I agree that AI in general has the potential to implement something-like-CEV, and this would be better than what we have now by far. Reading your original post I didn’t get much sense of attention to the ‘E,’ and without that I think this would be horrible. Of course, either one implemented strongly enough goes off the rails unless it’s done just right, aka the whole question is downstream of pretty strong alignment success, and so for the time being we should be cautious about floating this kind of idea and clear about what would be needed to make it a good idea.
There’s a less than flattering quote from a book from 1916 that “Democracy is the theory that the common people know what they want and deserve to get it good and hard.” That pretty well summarizes my main fear for this kind of proposal and the ways most possible implementation attempts at it would go wrong.
Yes, I think this is too idealistic. Ideal democracy (for me) is something more like “the theory that the common people know what they feel frustrated with (and we want to honor that above everything!) but mostly don’t know the collective best means of resolving that frustration.

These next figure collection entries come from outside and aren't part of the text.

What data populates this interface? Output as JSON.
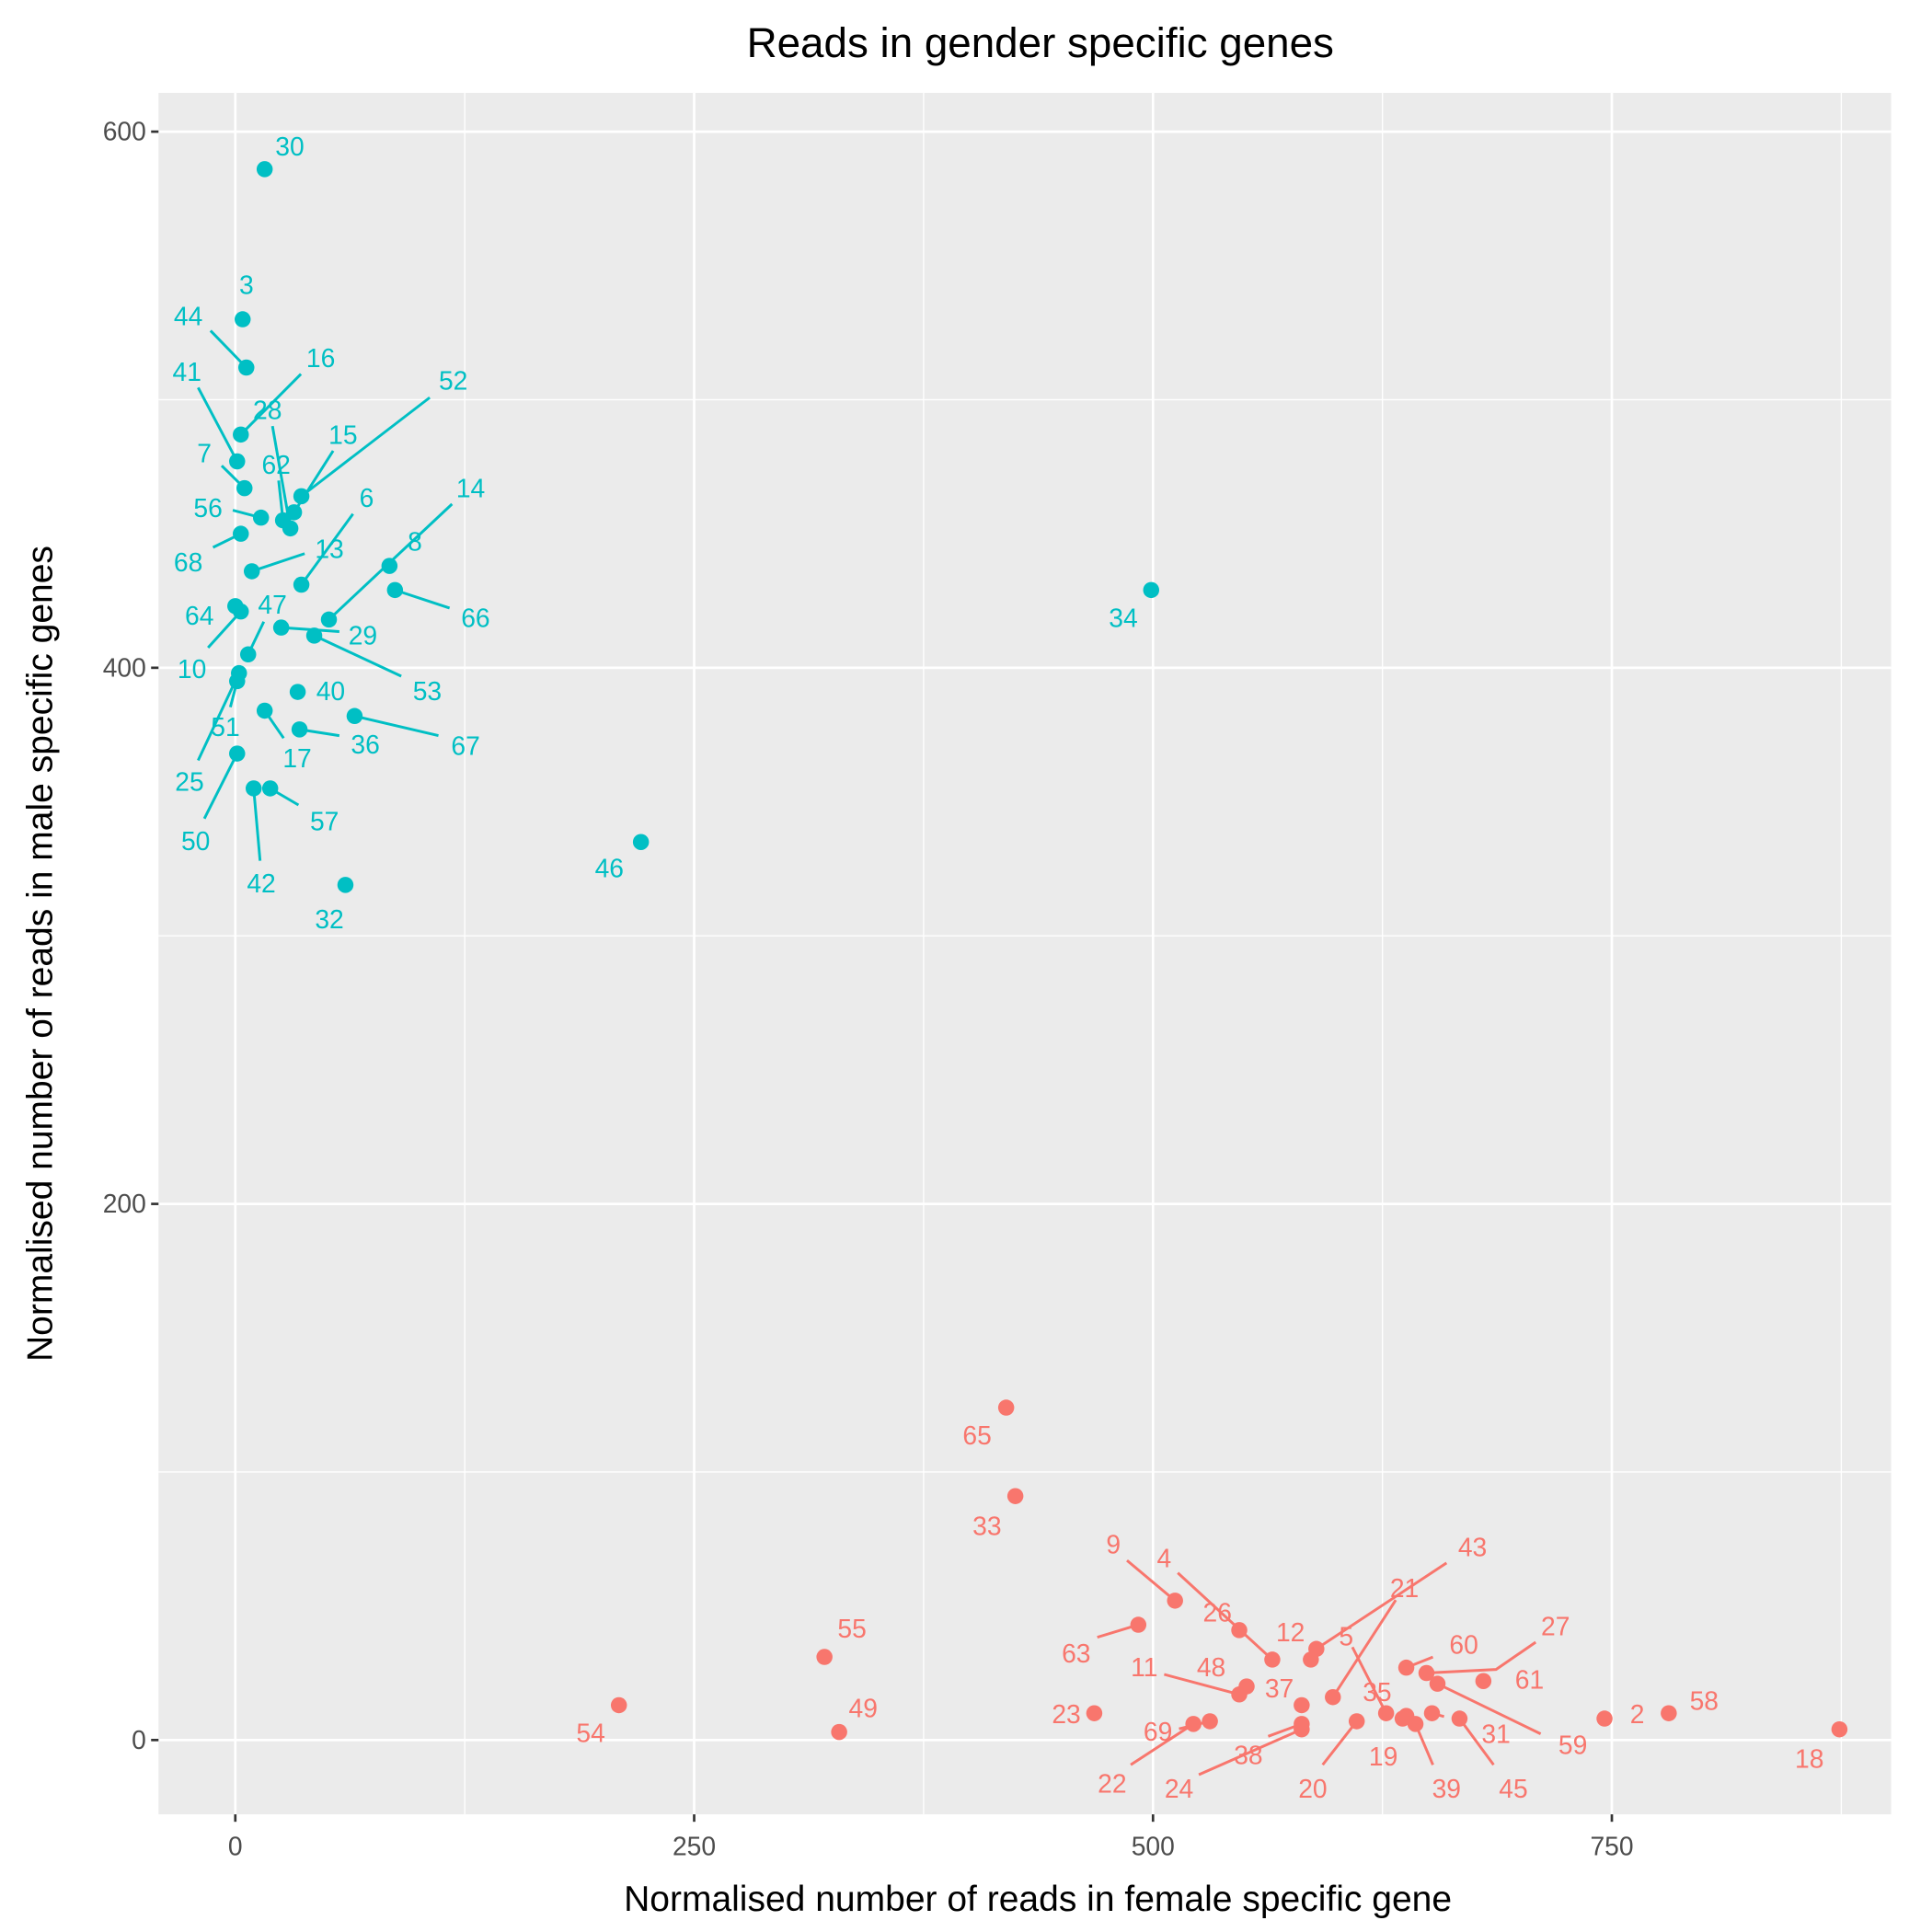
{
  "chart_data": {
    "type": "scatter",
    "title": "Reads in gender specific genes",
    "xlabel": "Normalised number of reads in female specific gene",
    "ylabel": "Normalised number of reads in male specific genes",
    "xlim": [
      -42,
      902
    ],
    "ylim": [
      -28,
      614
    ],
    "xticks": [
      "0",
      "250",
      "500",
      "750"
    ],
    "yticks": [
      "0",
      "200",
      "400",
      "600"
    ],
    "grid": true,
    "legend": "none",
    "series": [
      {
        "color": "#00BFC4",
        "points": [
          {
            "label": "30",
            "x": 16,
            "y": 586
          },
          {
            "label": "3",
            "x": 4,
            "y": 530
          },
          {
            "label": "44",
            "x": 6,
            "y": 512
          },
          {
            "label": "16",
            "x": 3,
            "y": 487
          },
          {
            "label": "41",
            "x": 1,
            "y": 477
          },
          {
            "label": "7",
            "x": 5,
            "y": 467
          },
          {
            "label": "28",
            "x": 30,
            "y": 452
          },
          {
            "label": "62",
            "x": 26,
            "y": 455
          },
          {
            "label": "15",
            "x": 32,
            "y": 458
          },
          {
            "label": "52",
            "x": 36,
            "y": 464
          },
          {
            "label": "56",
            "x": 14,
            "y": 456
          },
          {
            "label": "68",
            "x": 3,
            "y": 450
          },
          {
            "label": "6",
            "x": 36,
            "y": 431
          },
          {
            "label": "13",
            "x": 9,
            "y": 436
          },
          {
            "label": "14",
            "x": 51,
            "y": 418
          },
          {
            "label": "8",
            "x": 84,
            "y": 438
          },
          {
            "label": "66",
            "x": 87,
            "y": 429
          },
          {
            "label": "64",
            "x": 0,
            "y": 423
          },
          {
            "label": "10",
            "x": 3,
            "y": 421
          },
          {
            "label": "47",
            "x": 7,
            "y": 405
          },
          {
            "label": "29",
            "x": 25,
            "y": 415
          },
          {
            "label": "53",
            "x": 43,
            "y": 412
          },
          {
            "label": "25",
            "x": 2,
            "y": 398
          },
          {
            "label": "51",
            "x": 1,
            "y": 395
          },
          {
            "label": "40",
            "x": 34,
            "y": 391
          },
          {
            "label": "17",
            "x": 16,
            "y": 384
          },
          {
            "label": "36",
            "x": 35,
            "y": 377
          },
          {
            "label": "67",
            "x": 65,
            "y": 382
          },
          {
            "label": "50",
            "x": 1,
            "y": 368
          },
          {
            "label": "42",
            "x": 10,
            "y": 355
          },
          {
            "label": "57",
            "x": 19,
            "y": 355
          },
          {
            "label": "32",
            "x": 60,
            "y": 319
          },
          {
            "label": "46",
            "x": 221,
            "y": 335
          },
          {
            "label": "34",
            "x": 499,
            "y": 429
          }
        ]
      },
      {
        "color": "#F8766D",
        "points": [
          {
            "label": "65",
            "x": 420,
            "y": 124
          },
          {
            "label": "33",
            "x": 425,
            "y": 91
          },
          {
            "label": "55",
            "x": 321,
            "y": 31
          },
          {
            "label": "54",
            "x": 209,
            "y": 13
          },
          {
            "label": "49",
            "x": 329,
            "y": 3
          },
          {
            "label": "9",
            "x": 512,
            "y": 52
          },
          {
            "label": "4",
            "x": 565,
            "y": 30
          },
          {
            "label": "26",
            "x": 547,
            "y": 41
          },
          {
            "label": "12",
            "x": 586,
            "y": 30
          },
          {
            "label": "5",
            "x": 627,
            "y": 10
          },
          {
            "label": "43",
            "x": 589,
            "y": 34
          },
          {
            "label": "21",
            "x": 598,
            "y": 16
          },
          {
            "label": "63",
            "x": 492,
            "y": 43
          },
          {
            "label": "11",
            "x": 547,
            "y": 17
          },
          {
            "label": "48",
            "x": 551,
            "y": 20
          },
          {
            "label": "37",
            "x": 581,
            "y": 13
          },
          {
            "label": "38",
            "x": 581,
            "y": 6
          },
          {
            "label": "24",
            "x": 581,
            "y": 4
          },
          {
            "label": "23",
            "x": 468,
            "y": 10
          },
          {
            "label": "69",
            "x": 531,
            "y": 7
          },
          {
            "label": "22",
            "x": 522,
            "y": 6
          },
          {
            "label": "20",
            "x": 611,
            "y": 7
          },
          {
            "label": "35",
            "x": 638,
            "y": 9
          },
          {
            "label": "19",
            "x": 636,
            "y": 8
          },
          {
            "label": "39",
            "x": 643,
            "y": 6
          },
          {
            "label": "31",
            "x": 652,
            "y": 10
          },
          {
            "label": "45",
            "x": 667,
            "y": 8
          },
          {
            "label": "60",
            "x": 638,
            "y": 27
          },
          {
            "label": "27",
            "x": 649,
            "y": 25
          },
          {
            "label": "61",
            "x": 680,
            "y": 22
          },
          {
            "label": "59",
            "x": 655,
            "y": 21
          },
          {
            "label": "2",
            "x": 746,
            "y": 8
          },
          {
            "label": "58",
            "x": 781,
            "y": 10
          },
          {
            "label": "18",
            "x": 874,
            "y": 4
          }
        ]
      }
    ]
  }
}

We already have that: the Internet, and the major platforms built on it. Anyone can talk about anything.
If the platform is created, how do you get people to use it the way you would like them to? People have views on far more than the things someone else thinks should concern them.

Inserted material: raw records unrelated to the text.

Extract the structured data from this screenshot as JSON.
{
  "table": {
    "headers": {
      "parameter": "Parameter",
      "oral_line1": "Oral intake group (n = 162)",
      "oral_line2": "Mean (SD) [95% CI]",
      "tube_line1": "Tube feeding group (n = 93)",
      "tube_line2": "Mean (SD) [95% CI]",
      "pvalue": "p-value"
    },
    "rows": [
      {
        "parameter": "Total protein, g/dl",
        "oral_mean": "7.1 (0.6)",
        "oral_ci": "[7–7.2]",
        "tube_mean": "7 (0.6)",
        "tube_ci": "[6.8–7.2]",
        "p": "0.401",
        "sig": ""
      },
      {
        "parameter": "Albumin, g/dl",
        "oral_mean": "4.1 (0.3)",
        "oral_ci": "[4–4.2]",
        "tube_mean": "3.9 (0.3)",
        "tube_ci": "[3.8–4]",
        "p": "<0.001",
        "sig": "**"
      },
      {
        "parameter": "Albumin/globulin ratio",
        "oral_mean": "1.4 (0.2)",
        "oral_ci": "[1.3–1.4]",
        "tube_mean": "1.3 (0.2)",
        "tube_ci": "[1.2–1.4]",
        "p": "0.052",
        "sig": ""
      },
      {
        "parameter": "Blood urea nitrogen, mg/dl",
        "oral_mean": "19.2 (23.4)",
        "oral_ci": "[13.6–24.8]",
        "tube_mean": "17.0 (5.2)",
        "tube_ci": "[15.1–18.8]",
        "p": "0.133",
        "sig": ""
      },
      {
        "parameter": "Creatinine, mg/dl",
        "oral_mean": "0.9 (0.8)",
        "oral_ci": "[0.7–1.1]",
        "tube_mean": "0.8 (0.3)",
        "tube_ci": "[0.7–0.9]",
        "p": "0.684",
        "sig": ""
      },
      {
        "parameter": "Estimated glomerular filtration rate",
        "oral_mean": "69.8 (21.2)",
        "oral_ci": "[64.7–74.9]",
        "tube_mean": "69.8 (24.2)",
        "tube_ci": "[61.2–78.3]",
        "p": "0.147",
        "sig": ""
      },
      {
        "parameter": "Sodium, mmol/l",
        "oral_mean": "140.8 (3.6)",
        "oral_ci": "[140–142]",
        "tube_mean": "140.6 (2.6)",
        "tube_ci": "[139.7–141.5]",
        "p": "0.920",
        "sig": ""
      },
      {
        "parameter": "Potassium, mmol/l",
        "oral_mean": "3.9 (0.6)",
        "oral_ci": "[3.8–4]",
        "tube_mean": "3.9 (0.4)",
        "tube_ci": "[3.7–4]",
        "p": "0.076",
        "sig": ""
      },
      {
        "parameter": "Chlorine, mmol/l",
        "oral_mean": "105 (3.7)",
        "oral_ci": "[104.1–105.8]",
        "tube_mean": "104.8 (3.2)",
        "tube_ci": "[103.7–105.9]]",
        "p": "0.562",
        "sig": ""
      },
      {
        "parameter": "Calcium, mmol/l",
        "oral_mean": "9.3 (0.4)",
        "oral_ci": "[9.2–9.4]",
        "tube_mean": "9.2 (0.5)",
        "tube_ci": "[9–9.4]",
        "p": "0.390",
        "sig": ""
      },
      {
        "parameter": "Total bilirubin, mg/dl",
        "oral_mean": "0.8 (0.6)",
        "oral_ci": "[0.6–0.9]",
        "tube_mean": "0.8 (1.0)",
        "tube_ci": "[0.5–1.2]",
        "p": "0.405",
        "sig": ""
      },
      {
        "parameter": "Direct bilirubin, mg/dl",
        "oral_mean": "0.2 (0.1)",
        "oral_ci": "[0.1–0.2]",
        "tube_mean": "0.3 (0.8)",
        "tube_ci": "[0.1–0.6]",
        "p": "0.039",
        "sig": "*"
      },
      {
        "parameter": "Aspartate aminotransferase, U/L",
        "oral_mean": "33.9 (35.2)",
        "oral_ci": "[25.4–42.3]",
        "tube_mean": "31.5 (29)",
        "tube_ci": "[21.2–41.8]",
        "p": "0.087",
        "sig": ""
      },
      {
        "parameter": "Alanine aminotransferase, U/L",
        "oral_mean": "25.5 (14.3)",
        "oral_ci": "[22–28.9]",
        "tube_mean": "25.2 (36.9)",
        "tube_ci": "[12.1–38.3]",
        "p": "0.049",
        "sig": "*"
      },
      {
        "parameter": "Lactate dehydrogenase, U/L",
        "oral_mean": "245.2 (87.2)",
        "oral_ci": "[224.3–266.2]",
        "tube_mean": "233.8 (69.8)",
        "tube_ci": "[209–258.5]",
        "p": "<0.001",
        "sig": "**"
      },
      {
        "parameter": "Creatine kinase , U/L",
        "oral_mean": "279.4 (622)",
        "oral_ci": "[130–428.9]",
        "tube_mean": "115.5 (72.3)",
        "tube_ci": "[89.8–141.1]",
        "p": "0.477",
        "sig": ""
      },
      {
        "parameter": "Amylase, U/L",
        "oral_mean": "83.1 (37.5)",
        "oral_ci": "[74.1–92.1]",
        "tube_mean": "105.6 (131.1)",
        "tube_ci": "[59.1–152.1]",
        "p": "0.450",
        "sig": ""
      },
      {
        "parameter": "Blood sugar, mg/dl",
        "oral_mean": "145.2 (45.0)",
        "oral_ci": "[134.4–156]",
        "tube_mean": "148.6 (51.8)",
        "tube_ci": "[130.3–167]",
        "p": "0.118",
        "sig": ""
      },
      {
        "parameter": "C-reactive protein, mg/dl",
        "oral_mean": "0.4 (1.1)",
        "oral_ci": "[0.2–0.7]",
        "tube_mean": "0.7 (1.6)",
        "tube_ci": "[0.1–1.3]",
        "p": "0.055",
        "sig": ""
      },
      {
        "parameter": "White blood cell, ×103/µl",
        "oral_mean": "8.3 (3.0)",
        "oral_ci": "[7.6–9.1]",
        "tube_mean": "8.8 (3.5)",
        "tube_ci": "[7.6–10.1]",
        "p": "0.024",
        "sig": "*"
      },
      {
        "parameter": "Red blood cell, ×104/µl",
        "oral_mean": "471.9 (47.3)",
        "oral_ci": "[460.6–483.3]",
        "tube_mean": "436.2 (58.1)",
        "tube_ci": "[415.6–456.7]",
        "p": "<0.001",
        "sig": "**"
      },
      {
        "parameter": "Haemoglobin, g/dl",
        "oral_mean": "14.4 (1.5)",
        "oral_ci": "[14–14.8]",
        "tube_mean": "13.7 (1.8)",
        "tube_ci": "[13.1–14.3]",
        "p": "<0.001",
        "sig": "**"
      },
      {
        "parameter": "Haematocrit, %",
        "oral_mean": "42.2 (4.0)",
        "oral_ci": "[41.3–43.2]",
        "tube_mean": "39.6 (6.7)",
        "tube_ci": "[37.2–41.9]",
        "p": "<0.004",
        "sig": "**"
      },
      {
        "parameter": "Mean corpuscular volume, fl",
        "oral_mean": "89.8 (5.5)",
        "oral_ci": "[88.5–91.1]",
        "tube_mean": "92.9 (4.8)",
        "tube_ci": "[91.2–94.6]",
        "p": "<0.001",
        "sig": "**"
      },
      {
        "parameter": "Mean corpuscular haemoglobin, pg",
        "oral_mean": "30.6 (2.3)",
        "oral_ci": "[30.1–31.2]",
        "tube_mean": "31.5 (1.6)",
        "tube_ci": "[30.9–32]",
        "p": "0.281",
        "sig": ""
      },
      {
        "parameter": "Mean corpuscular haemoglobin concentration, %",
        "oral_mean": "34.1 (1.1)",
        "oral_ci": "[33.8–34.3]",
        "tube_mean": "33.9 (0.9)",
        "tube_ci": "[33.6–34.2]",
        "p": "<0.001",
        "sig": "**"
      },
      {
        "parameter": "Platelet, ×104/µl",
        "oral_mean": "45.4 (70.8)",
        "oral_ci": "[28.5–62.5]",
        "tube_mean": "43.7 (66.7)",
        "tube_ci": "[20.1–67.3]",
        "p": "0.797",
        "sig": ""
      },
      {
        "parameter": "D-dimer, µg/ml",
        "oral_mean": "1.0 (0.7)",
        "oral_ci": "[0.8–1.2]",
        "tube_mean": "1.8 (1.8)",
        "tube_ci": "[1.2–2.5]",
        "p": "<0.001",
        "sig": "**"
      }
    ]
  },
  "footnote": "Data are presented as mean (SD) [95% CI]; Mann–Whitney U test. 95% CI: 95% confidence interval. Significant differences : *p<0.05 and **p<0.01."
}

“If the platform is created, how do you get people to use it the way you would like them to? People have views on far more than the things someone else thinks should concern them.”
>
If people are weighted equally, ie if the influence of each person’s written ballot is equal and capped, then each person is incentivized to emphasize the things which actually affect them.

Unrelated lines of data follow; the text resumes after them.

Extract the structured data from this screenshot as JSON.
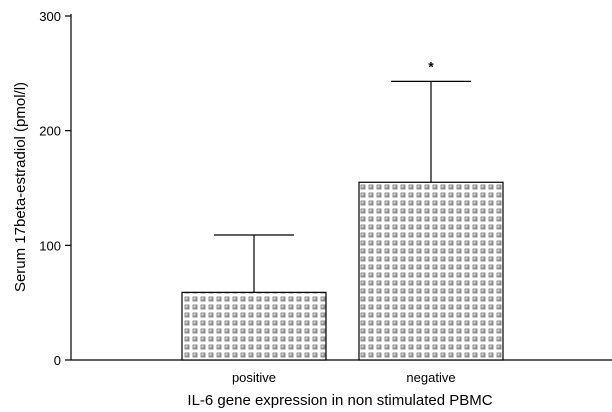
{
  "chart_data": {
    "type": "bar",
    "title": "",
    "xlabel": "IL-6 gene expression in non stimulated PBMC",
    "ylabel": "Serum 17beta-estradiol (pmol/l)",
    "ylim": [
      0,
      300
    ],
    "yticks": [
      "0",
      "100",
      "200",
      "300"
    ],
    "categories": [
      "positive",
      "negative"
    ],
    "values": [
      59,
      155
    ],
    "error_upper": [
      109,
      243
    ],
    "annotations": [
      "",
      "*"
    ],
    "bar_fill": "stippled gray pattern",
    "grid": false,
    "legend": "none"
  }
}
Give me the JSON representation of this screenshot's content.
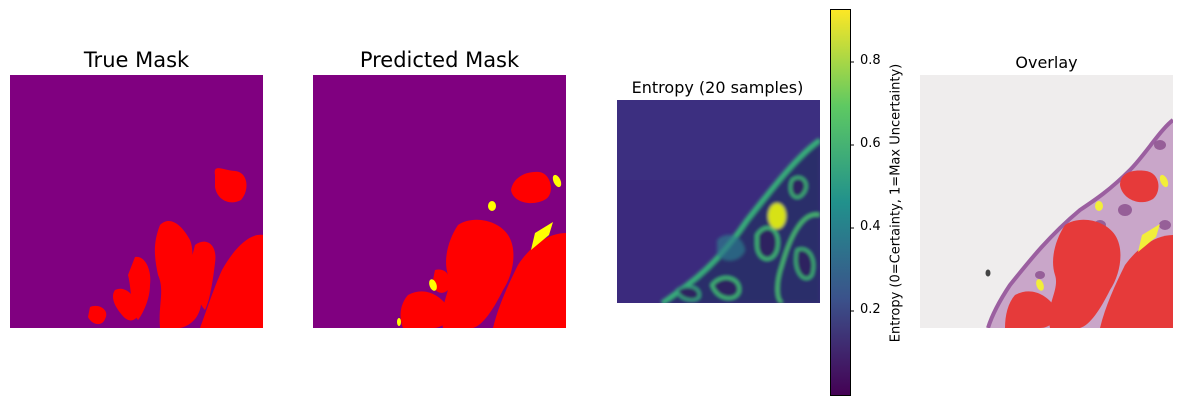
{
  "panels": {
    "true_mask": {
      "title": "True Mask"
    },
    "predicted_mask": {
      "title": "Predicted Mask"
    },
    "entropy": {
      "title": "Entropy (20 samples)"
    },
    "overlay": {
      "title": "Overlay"
    }
  },
  "colorbar": {
    "label": "Entropy (0=Certainty, 1=Max Uncertainty)",
    "ticks": [
      "0.2",
      "0.4",
      "0.6",
      "0.8"
    ],
    "colormap": "viridis",
    "colors": [
      "#440154",
      "#3b528b",
      "#21918c",
      "#5ec962",
      "#fde725"
    ]
  },
  "colors": {
    "background_class": "#800080",
    "tumor_class": "#ff0000",
    "false_positive": "#ffff00"
  }
}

Anyone could express views on things which don’t affect them, it’d just be unwise. When you’re voting between candidates (as in status quo), those candidates attempt to educate and engage you about all the issues they stand for, even if they’re irrelevant to you. A system where your ballot is a written expression of what you care about suffers much less from this issue.
the article proposes a governance that synthesizes individuals’ freeform preferences into collective legislative action.
internet platforms allow freeform expression, of course, but don’t do that synthesis.